Woodsworth may have used themes of death in poetry, but it is also never intimated whether or not the narrator has any visceral understanding of death. One may very well ask if the effects of death have ever truly touched the narrator at all. The only person proven to have been touched by death in this poem is the young girl herself. She lives with it daily, with her dead brother’s grave a mere 12 steps from the front door (Wordsworth 31-2, 39). The girl is often “with” her deceased siblings while she knits her stockings and hems her kerchief (Wordsworth 41-2).
She experiences her family as a singular unit of erasable individuals, no matter what location or state they are presently in. Her experience, being the only evidenced experience among the set of herself and the narrator, exists as the senior authority and understanding of death. This also established a spiritual foundation of which the narrator, based on his incredulous and bull-headed responses to the child, is incapable of partaking.
The trope of the wild loner iconoclast butting up against the assumed righteousness of the status quo is a frequent one, and it is interestingly applied here in the juxtaposition of an 8-year-old girl philosophically and theologically besting an adult with “common sense” derived from what one might assume as solely stemming from cultural conditioning. The little girl, through her experiences of death and loss, is actually far more experienced than the narrator; thus reversing the tables of age as experience. The narrator and many adults to this day have much to learn from this young spiritual philosopher who speaks not platitudes but—in her mind, at least—simple truths.

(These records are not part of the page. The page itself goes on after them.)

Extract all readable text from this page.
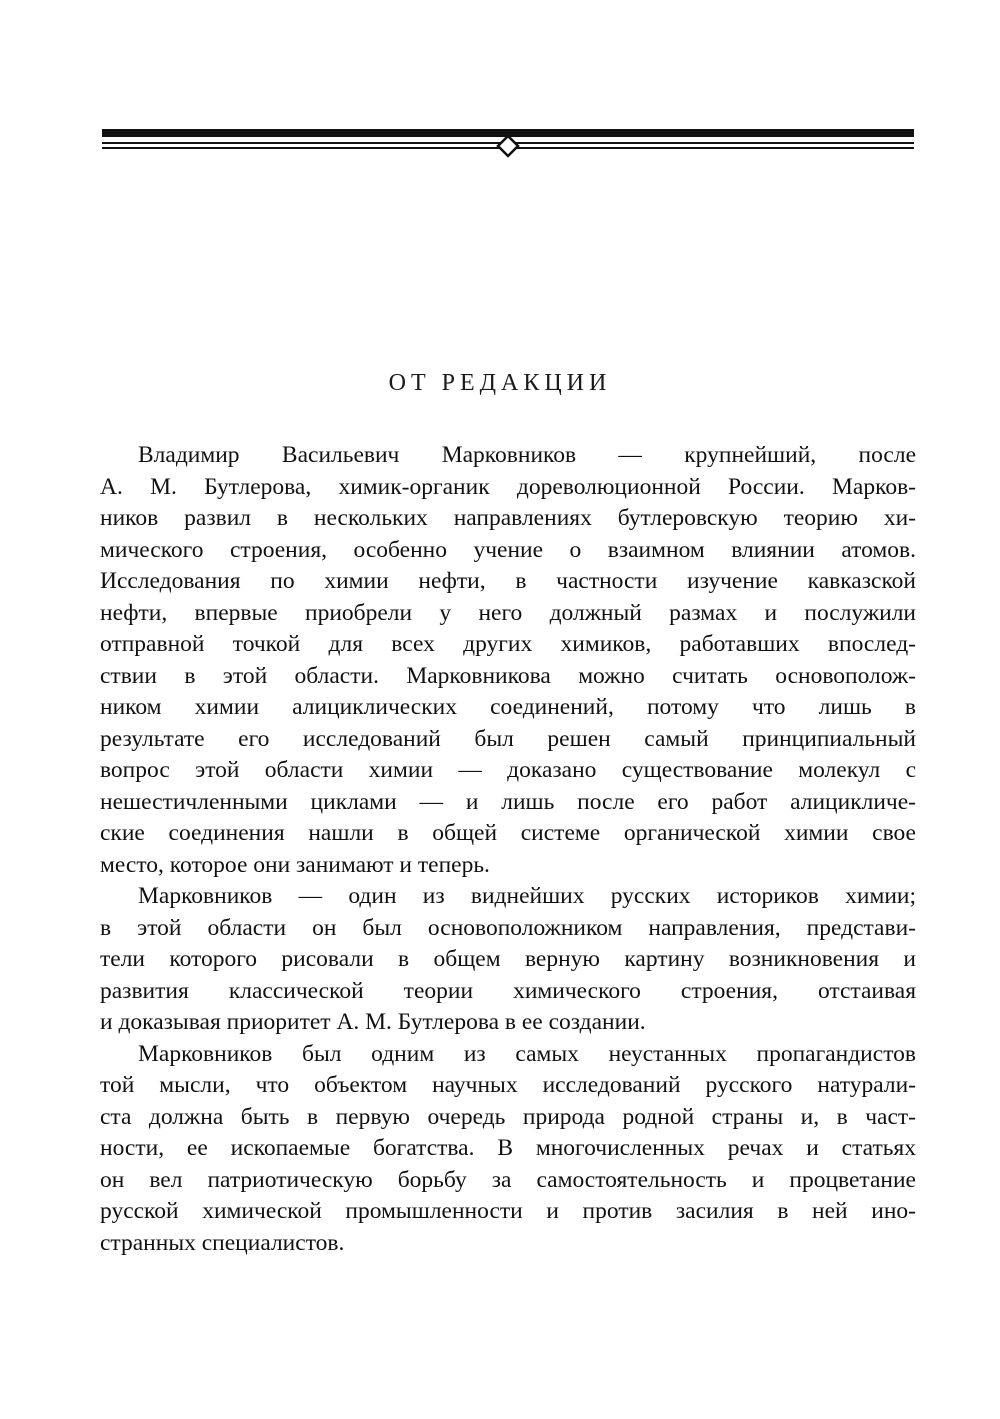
ОТ РЕДАКЦИИ
Владимир Васильевич Марковников — крупнейший, после
А. М. Бутлерова, химик-органик дореволюционной России. Марков-
ников развил в нескольких направлениях бутлеровскую теорию хи-
мического строения, особенно учение о взаимном влиянии атомов.
Исследования по химии нефти, в частности изучение кавказской
нефти, впервые приобрели у него должный размах и послужили
отправной точкой для всех других химиков, работавших впослед-
ствии в этой области. Марковникова можно считать основополож-
ником химии алициклических соединений, потому что лишь в
результате его исследований был решен самый принципиальный
вопрос этой области химии — доказано существование молекул с
нешестичленными циклами — и лишь после его работ алицикличе-
ские соединения нашли в общей системе органической химии свое
место, которое они занимают и теперь.
Марковников — один из виднейших русских историков химии;
в этой области он был основоположником направления, представи-
тели которого рисовали в общем верную картину возникновения и
развития классической теории химического строения, отстаивая
и доказывая приоритет А. М. Бутлерова в ее создании.
Марковников был одним из самых неустанных пропагандистов
той мысли, что объектом научных исследований русского натурали-
ста должна быть в первую очередь природа родной страны и, в част-
ности, ее ископаемые богатства. В многочисленных речах и статьях
он вел патриотическую борьбу за самостоятельность и процветание
русской химической промышленности и против засилия в ней ино-
странных специалистов.
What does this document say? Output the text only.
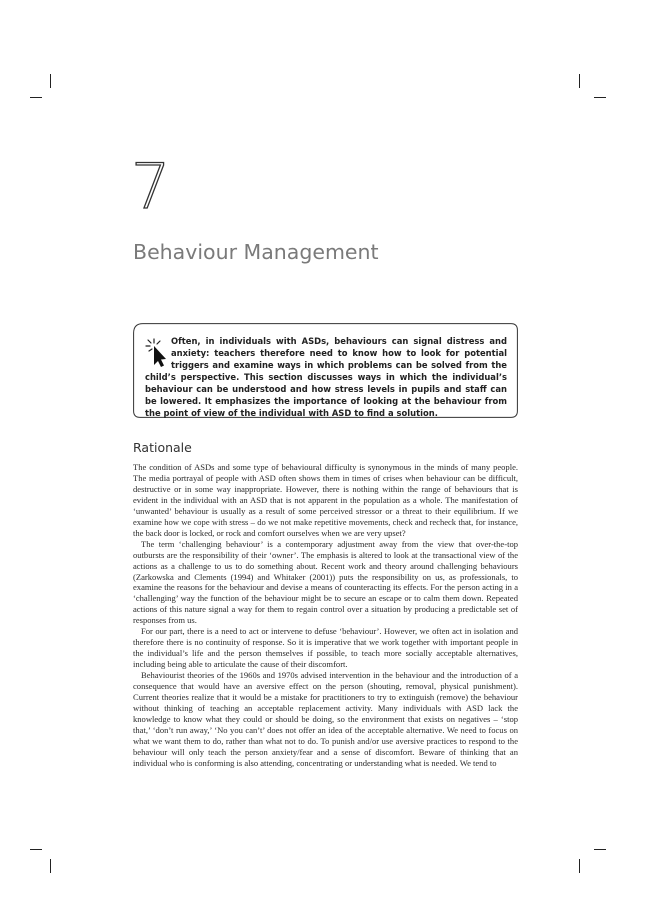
7
Behaviour Management
Often, in individuals with ASDs, behaviours can signal distress and anxiety: teachers therefore need to know how to look for potential triggers and examine ways in which problems can be solved from the child’s perspective. This section discusses ways in which the individual’s behaviour can be understood and how stress levels in pupils and staff can be lowered. It emphasizes the importance of looking at the behaviour from the point of view of the individual with ASD to find a solution.
Rationale

The condition of ASDs and some type of behavioural difficulty is synonymous in the minds of many people. The media portrayal of people with ASD often shows them in times of crises when behaviour can be difficult, destructive or in some way inappropriate. However, there is nothing within the range of behaviours that is evident in the individual with an ASD that is not apparent in the population as a whole. The manifestation of ‘unwanted’ behaviour is usually as a result of some perceived stressor or a threat to their equilibrium. If we examine how we cope with stress – do we not make repetitive movements, check and recheck that, for instance, the back door is locked, or rock and comfort ourselves when we are very upset?

The term ‘challenging behaviour’ is a contemporary adjustment away from the view that over-the-top outbursts are the responsibility of their ‘owner’. The emphasis is altered to look at the transactional view of the actions as a challenge to us to do something about. Recent work and theory around challenging behaviours (Zarkowska and Clements (1994) and Whitaker (2001)) puts the responsibility on us, as professionals, to examine the reasons for the behaviour and devise a means of counteracting its effects. For the person acting in a ‘challenging’ way the function of the behaviour might be to secure an escape or to calm them down. Repeated actions of this nature signal a way for them to regain control over a situation by producing a predictable set of responses from us.

For our part, there is a need to act or intervene to defuse ‘behaviour’. However, we often act in isolation and therefore there is no continuity of response. So it is imperative that we work together with important people in the individual’s life and the person themselves if possible, to teach more socially acceptable alternatives, including being able to articulate the cause of their discomfort.

Behaviourist theories of the 1960s and 1970s advised intervention in the behaviour and the introduction of a consequence that would have an aversive effect on the person (shouting, removal, physical punishment). Current theories realize that it would be a mistake for practitioners to try to extinguish (remove) the behaviour without thinking of teaching an acceptable replacement activity. Many individuals with ASD lack the knowledge to know what they could or should be doing, so the environment that exists on negatives – ‘stop that,’ ‘don’t run away,’ ‘No you can’t’ does not offer an idea of the acceptable alternative. We need to focus on what we want them to do, rather than what not to do. To punish and/or use aversive practices to respond to the behaviour will only teach the person anxiety/fear and a sense of discomfort. Beware of thinking that an individual who is conforming is also attending, concentrating or understanding what is needed. We tend to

Moorman, Mary. William Wordsworth. Oxford University Press. Oxford, England: 1968. 232. Print.
von Nolcken, Christina. “The Wrath of the Northmen: The Vikings and their Memory”. Fathom Archive. The University of Chicago Library Digital Collections. Retrieved from: http://fathom.lib.uchicago.edu/1/777777122292/
Wordsworth, William. “We are Seven”. The Norton Anthology of the English Language. Vol. D. W.W. Norton & Company: New York, New York: 2006. 278. Print.